What do we hope to achieve?
We are a small group of local residents who have come together from different directions and meet informally (we don’t have resolutions, memberships etc) with a common purpose of promoting true accountability within councils.
Sketch biographies are attached
We hope to initiate a culture change within local government in Whangarei; to highlight principles such as the accountability of elected representatives to electors rather than specific issues (of which there are many!).
We hope to impress upon councillors that they can achieve positive outcomes by involving residents in the early stages of decision making and that they should consider referenda as a means of gauging public opinion before undertaking major discretionary projects.
And we want to encourage the two way flow of real information rather than the stream of PR “spin” which emanates from councils.

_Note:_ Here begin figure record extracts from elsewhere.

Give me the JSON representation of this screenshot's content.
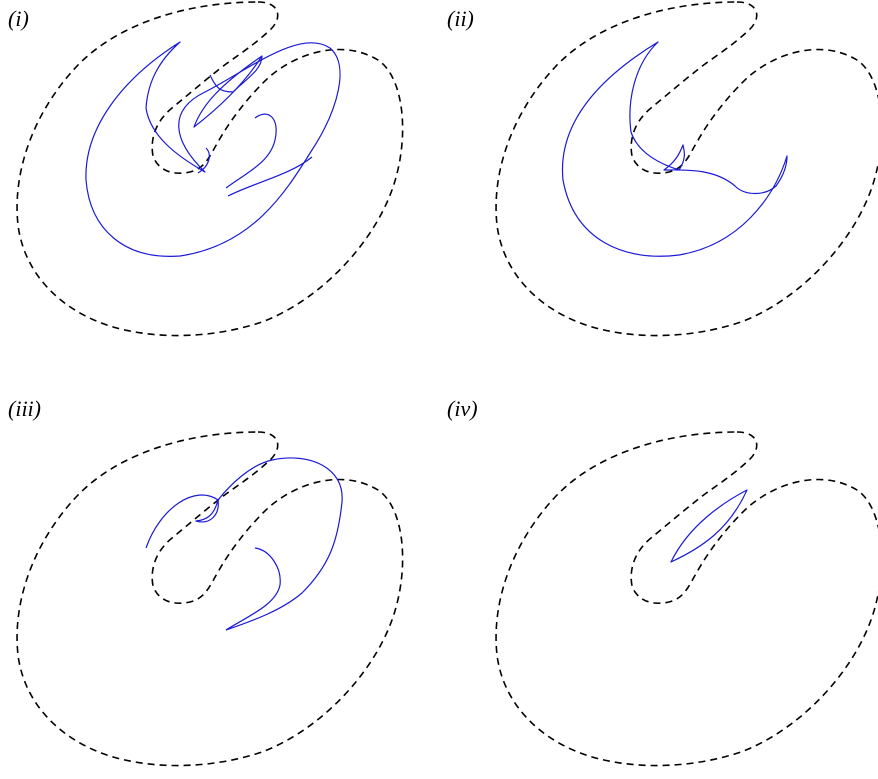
{
  "panels": [
    {
      "label": "(i)"
    },
    {
      "label": "(ii)"
    },
    {
      "label": "(iii)"
    },
    {
      "label": "(iv)"
    }
  ],
  "colors": {
    "outline": "#000000",
    "curve": "#1a1ad6",
    "background": "#ffffff"
  }
}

We are not affiliated to any political party or organisation.
We are not motivated by any religious persuasion.
We are not bound by rules - we can, and do, act independently.
We do not support or oppose any particular councillor - we hope that all councillors will consider the points that we make and will take them on board to the benefit of all.
In the past few years the nature of councils’ interaction with their residents and ratepayers has undergone fundamental change due, in part, to the provisions of the Local Government Act 2002. This act has given councils licence to undertake a range of activities previously not available to them.
Councils have embraced these extra opportunities to become involved in a series of “commercial” undertakings which have resulted in extensive costs to ratepayers without their being consulted until the projects have effectively become a fait accompli.
While not wishing to deny councils these opportunities we believe that they must exercise a more effective consultation process to interact with ratepayers at the early stages of projects.
This increased activity has been matched by an increase in PR “spin”, which has been used as a substitute for genuine two way communication.